Regrettably, we live in civilised times and Sir Fred, along with his co-conspirators, remains free to draw his pension from the pockets of honest citizens. Such punishment as shall in future apply will be meted out to his successors among the banking fraternity and will take the shape of condign regulation. In future, bankers whose self-imposed task is to take risks with other people’s money will have their bonuses publicly chopped and sliced, which, in the more vigorous judicial climate of yesteryear, is the fate that would have awaited Sir Fred’s organs of reproduction.

We must wait to see whether or not increased regulation amounts to a cruel and unusual punishment, though it will surely be seen as such by those who had become used to drawing thousands, and in some cases millions, of pounds in perquisites.

But before we rejoice in this deserved retribution we should beware an increased taste for regulation on the part of government and all those other organisations – from quangos and local authorities to pressure groups and single-issue fanatics – that thirst to exercise power over others. The signs are already ominous and those who have been careless with their liberty in the past may be the first to suffer.

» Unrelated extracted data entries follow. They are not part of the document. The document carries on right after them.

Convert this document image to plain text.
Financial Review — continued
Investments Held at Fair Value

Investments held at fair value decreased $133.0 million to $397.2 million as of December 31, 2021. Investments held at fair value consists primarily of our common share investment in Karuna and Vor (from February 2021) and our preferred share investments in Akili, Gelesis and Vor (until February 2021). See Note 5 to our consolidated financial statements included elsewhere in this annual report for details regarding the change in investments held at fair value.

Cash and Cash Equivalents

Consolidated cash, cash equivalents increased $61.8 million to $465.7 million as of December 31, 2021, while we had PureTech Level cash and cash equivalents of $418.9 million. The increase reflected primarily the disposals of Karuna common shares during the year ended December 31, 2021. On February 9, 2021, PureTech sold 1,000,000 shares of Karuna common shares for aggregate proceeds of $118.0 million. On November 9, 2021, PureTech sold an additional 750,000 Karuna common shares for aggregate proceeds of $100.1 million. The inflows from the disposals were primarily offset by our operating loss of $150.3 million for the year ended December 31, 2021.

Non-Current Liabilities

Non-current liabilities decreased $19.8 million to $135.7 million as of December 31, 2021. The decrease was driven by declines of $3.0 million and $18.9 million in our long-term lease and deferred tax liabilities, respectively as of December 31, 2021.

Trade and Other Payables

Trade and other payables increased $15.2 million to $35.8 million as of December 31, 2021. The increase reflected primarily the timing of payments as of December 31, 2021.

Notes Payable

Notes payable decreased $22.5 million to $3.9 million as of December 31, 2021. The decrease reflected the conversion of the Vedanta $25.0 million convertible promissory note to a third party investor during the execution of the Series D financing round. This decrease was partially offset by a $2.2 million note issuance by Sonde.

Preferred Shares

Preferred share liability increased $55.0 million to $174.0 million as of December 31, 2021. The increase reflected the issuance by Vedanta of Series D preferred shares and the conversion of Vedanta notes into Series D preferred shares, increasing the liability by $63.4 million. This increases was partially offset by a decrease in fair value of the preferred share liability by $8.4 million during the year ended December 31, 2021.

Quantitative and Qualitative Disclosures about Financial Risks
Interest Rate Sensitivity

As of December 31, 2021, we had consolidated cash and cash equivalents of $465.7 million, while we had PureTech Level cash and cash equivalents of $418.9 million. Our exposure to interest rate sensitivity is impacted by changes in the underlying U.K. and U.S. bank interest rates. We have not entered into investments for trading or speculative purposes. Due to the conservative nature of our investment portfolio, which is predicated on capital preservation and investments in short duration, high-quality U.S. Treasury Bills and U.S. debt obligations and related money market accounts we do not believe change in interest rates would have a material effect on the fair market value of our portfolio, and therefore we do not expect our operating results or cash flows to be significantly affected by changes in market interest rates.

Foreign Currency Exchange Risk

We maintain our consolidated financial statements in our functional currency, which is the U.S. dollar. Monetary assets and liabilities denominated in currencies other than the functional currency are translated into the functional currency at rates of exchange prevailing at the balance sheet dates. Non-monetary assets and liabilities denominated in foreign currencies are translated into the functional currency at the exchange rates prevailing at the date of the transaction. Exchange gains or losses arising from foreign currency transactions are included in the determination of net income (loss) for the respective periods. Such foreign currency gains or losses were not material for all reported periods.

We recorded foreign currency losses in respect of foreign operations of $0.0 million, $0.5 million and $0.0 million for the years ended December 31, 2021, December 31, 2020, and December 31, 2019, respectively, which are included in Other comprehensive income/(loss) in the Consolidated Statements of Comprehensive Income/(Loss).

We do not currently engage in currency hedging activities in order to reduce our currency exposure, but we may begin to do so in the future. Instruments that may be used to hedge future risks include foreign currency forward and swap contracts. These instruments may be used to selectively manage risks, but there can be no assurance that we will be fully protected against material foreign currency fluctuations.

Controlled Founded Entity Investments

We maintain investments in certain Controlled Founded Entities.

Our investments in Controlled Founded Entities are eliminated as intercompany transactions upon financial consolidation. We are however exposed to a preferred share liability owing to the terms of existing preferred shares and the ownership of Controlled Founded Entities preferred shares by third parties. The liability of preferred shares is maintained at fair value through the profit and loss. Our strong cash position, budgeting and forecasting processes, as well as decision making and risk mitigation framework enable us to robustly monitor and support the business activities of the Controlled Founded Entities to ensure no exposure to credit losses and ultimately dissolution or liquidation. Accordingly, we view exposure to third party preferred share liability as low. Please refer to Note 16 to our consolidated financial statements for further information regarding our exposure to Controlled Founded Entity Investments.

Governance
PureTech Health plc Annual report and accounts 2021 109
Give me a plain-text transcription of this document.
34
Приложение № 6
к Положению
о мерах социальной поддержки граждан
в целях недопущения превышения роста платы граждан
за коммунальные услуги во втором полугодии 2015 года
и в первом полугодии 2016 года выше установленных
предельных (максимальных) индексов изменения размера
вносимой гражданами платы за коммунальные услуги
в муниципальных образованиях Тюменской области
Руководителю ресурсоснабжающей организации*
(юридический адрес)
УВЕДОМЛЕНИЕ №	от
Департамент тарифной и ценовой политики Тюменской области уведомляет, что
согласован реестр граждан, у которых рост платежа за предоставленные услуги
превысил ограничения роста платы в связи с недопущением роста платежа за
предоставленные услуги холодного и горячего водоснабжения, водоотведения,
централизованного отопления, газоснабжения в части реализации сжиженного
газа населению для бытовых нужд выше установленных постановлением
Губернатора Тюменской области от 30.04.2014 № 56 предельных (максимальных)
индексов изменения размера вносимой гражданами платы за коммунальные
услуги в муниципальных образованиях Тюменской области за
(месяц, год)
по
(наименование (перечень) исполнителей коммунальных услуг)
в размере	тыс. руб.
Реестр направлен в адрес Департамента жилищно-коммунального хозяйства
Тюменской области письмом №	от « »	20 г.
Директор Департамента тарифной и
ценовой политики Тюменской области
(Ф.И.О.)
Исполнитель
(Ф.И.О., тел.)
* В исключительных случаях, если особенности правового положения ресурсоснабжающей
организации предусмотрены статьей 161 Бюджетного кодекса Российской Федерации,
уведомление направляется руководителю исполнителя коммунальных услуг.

A prime example is the drinks industry, which with a reckless disregard for its own long-term interests introduced alcopops in the Nineties. The blend of alcohol and sweet soft drinks was sedulously marketed to the young and proved gratifyingly successful. The product was legal and the drinks industry could claim, like politicians caught fiddling their expenses, that they acted within the rules. But they trod on dangerous ground all the same. The alcohol industry knows that it has powerful, influential and unscrupulous enemies against whose assaults the defence of having acted with the letter of the law is pitifully inadequate.

One has only to recall the below-the-belt tactics employed by the anti-tobacco lobby to appreciate the dangers. In the long battle against smoking, every tactic, from unsound science to bogus statistics and invented diseases, was relentlessly deployed to great effect.

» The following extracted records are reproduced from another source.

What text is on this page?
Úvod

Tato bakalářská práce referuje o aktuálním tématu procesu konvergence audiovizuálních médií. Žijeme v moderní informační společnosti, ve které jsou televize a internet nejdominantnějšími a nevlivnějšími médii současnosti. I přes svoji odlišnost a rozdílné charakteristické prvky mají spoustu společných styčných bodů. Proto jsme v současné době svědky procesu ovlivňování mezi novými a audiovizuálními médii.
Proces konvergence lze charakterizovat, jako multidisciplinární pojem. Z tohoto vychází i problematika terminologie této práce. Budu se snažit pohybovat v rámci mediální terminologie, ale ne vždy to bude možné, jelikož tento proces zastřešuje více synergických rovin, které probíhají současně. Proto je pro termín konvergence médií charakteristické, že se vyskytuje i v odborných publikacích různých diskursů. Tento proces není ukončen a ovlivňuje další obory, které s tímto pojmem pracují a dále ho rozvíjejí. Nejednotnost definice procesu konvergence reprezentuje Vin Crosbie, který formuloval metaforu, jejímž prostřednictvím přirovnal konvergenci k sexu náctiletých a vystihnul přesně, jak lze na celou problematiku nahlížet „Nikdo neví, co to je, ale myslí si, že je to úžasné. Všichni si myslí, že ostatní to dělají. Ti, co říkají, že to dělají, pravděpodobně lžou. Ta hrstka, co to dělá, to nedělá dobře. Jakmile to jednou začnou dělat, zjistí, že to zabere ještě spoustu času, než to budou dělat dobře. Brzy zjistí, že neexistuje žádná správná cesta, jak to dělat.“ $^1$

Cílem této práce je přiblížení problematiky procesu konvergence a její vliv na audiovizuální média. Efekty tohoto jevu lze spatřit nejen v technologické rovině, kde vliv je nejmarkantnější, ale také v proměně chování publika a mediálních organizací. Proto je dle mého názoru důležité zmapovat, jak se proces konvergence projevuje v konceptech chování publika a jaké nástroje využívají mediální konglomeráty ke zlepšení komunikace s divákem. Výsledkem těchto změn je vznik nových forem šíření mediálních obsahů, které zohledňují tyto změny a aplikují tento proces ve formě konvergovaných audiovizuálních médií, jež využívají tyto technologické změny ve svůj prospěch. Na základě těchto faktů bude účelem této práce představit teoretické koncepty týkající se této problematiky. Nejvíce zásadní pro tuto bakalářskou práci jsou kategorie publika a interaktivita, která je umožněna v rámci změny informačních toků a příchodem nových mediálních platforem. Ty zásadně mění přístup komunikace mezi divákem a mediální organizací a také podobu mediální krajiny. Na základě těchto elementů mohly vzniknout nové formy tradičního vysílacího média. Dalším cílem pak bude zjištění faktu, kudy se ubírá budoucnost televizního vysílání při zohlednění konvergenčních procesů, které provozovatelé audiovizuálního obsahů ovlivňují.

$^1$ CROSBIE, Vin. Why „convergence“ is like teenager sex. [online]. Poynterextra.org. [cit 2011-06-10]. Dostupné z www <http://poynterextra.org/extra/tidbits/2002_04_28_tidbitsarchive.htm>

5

The same pattern is being repeated in the case of alcohol. The chief medical officer Sir Liam Donaldson has called for a doubling in the price, ostensibly to combat binge drinking. Although the Government’s initial response was cool, that will not be the end of the matter. The lobbies are tireless and they play a long game. The drinks industry would be better placed to resist such assaults had it been more responsible. Packaging strong drink in sweet wrapping and selling it to the young played into the hands of its enemies.

Similarly, the credit card industry will soon pay the price for past excesses. There are to be new rules preventing companies from sending unsolicited credit card cheques to customers and from raising credit limits when this has not been requested. Neither of these marketing tactics should have been introduced in the first place. Both were the result of overweening ambition and put profit before social responsibility.

Alcopops and credit card cheques served the immediate interests of their progenitors but will ultimately prove damaging. For it is a central weakness of a market economy that it tends to live only for tomorrow. Hence housing market bubbles, bank excesses and get-rich-quick marketing ploys.

By contrast, market regulators are far-seeing and worse, self-perpetuating. That is not to say that we can do without some regulation – Sir Fred’s £13,000 a week pension is a recurring reminder of that – but regulation, once set free, has a tendency to morph into strangulation. And that is a cruel punishment.